Сказка о злом сапожнике

Алексей Анатольевич Андреев
Жил-был человек-перевертыш. Что это? - спросите вы. - Что это за создание такое ? На самом деле он был вполне себе ничего, при одном условии —  если разглядывать его, повиснув на ветке дерева книзу головой. Дело все в том, что глаза его были там же, где и у нас, а вот брови не над глазами, а под. “Это усы мои!” – бывало покрикивал он на задирающих его, но в это мало кто верил.  Нос тоже, казалось бы, был на месте, но вот ноздри смотрели не в пол, а куда-то в сторону, а потому, чтобы туда не капал дождь, перевертыш был вынужден носить шляпу с большими краями. Рот его тоже был опрокинутым, а потому всегда казалось, что он грустит, даже когда улыбается. "Вот так зрелище",  - скажите вы. Подождите, то ли еще будет, мы пока даже не открывали кармашек на его груди и не заглядывали в его сердце.

Лет сорок он так на свете прожил, а потом жениться надумал, и шептали, будто специально ходил на конюшню к необъезженному коняге, и тот правил ему копытом нос за мешок овсу. Переносица на место встала, а шляпу он так носить не перестал.

Ко всем прочим причудам, перевертыш был еще и ужасным скрягой: работал много, долго, упорно, потому деньга у него водилась, и как говорят, не малая. Копеечку свою он зарабатывал руками — сапожником был, и такие уж тоненькие делал сапожки, что в них не хаживали и лета, как пальцы ног снова высовывались наружу.
— Ты бы уж сапоги-то из толстой кожи кроил.., — журили его деревенские.
— А вы камушки не пинайте, да шаг шире делайте, вот дольше и проносятся, — огрызался он.
И все снова шли к нему, потому как не было другого сапожника в округе.

“Бутя-бутя…,” – шептал сапожник, прокалывая шилом дырочки в коже в очередных обувках. “Бутя-бутя..,” — бубнил он, набивая подковки на сносившиеся каблуки. Так его за глаза и звали, “Бутя-бутя”, — по его присказке, а кто по старой памяти, так и перевертышем за глаза струганет.

В баню пойдет, а сапог не снимет. Смеются мужики, пару подкидывают, языками что вениками хлещут:
— Не приросли ли они у тебя, Бутюшка? Попробуй в тазике с мыльцем распарь, может и отойдут.
— Не вашего ума это дело.., — скалился он в ответ.
Спать ложится и то сапог не снимет.
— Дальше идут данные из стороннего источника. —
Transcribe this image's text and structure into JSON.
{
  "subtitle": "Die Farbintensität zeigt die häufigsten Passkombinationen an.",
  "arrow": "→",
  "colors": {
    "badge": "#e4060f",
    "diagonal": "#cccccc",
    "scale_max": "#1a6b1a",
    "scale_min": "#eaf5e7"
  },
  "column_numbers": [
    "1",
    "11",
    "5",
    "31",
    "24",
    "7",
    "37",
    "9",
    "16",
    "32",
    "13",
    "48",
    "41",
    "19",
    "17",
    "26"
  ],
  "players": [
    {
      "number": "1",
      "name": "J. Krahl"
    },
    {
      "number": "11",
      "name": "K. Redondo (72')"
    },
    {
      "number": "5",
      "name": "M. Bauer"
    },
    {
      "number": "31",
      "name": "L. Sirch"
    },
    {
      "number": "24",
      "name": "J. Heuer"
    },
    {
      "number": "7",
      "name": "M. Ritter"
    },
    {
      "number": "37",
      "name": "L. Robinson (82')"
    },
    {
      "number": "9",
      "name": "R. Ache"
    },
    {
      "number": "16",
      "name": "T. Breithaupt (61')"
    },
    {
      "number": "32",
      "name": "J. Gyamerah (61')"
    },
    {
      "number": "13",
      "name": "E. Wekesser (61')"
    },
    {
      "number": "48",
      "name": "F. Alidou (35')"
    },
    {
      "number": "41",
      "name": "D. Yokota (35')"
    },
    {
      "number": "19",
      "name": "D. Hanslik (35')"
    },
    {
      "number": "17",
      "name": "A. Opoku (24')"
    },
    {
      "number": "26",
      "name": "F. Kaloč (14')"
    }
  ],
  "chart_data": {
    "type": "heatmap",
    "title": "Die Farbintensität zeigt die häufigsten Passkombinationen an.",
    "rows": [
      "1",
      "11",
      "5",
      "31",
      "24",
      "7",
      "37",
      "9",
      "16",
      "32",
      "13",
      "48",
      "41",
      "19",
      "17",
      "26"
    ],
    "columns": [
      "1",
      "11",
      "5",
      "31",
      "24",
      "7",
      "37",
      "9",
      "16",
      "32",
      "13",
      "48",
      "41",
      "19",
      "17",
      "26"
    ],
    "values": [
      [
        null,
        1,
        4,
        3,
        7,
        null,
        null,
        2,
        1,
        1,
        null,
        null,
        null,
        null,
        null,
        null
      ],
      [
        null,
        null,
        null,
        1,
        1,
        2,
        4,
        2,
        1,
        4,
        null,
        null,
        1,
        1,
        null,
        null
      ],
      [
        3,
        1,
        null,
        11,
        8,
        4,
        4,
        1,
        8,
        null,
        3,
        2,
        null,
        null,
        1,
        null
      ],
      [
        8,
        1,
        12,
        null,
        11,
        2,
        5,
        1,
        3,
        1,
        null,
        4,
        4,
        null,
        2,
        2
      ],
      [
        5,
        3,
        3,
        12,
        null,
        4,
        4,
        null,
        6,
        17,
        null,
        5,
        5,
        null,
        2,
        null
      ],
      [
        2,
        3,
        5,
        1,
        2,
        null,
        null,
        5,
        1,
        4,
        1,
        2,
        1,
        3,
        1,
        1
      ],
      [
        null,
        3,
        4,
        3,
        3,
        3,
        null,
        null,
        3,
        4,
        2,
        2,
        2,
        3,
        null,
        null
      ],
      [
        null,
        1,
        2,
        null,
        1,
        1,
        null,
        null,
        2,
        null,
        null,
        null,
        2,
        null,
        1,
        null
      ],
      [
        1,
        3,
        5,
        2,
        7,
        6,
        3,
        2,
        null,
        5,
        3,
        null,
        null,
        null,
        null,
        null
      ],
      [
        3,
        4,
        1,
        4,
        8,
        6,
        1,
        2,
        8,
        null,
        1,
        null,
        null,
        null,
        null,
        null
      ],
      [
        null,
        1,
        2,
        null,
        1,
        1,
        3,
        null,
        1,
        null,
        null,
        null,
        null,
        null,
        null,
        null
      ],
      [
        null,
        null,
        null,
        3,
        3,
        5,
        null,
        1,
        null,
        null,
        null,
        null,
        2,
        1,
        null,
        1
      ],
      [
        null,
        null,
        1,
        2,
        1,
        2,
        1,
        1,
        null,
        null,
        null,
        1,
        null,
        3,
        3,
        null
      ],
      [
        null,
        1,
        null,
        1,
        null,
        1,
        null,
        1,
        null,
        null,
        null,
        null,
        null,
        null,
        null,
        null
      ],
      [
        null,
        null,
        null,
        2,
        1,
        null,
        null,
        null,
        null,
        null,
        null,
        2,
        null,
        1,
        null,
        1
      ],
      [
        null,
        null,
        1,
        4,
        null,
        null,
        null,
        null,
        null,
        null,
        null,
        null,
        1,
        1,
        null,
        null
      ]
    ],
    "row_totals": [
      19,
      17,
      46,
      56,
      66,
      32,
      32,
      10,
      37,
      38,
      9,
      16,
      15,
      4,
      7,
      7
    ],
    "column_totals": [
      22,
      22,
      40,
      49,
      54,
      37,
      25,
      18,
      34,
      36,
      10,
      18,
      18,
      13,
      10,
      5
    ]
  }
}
Изредка, раз в полгода, на семь запоров запрется,  снимет сапоги, засветит лучинку и долго ковыряется в каблучках, молоточком стучит, а затем опять, как ни в чем ни бывало, земельку топчет. И что он там делал, ни кто не ведал, а он не рассказывал.

Привел он жену в свой дом, сразу ей свои порядки огласил: “Ко мне на повить, бутя-бутя… чтобы ни ногой. Чего делаю, как делаю — нос свой не суй. В горшке каша есть, а боле не проси. Так и знай не дам”. Пожила– помучилась сапожникова жена да и померла. Притащил ее мертвую в родительский дом, говорит: “Не ладную, бутя-бутя,  втюхали — сами и хороняйте! А я так отказываюсь!” Развели руками родители: “Ах, и гадский ты присморок! Век босыми ходить будем, а к тебе не придём!”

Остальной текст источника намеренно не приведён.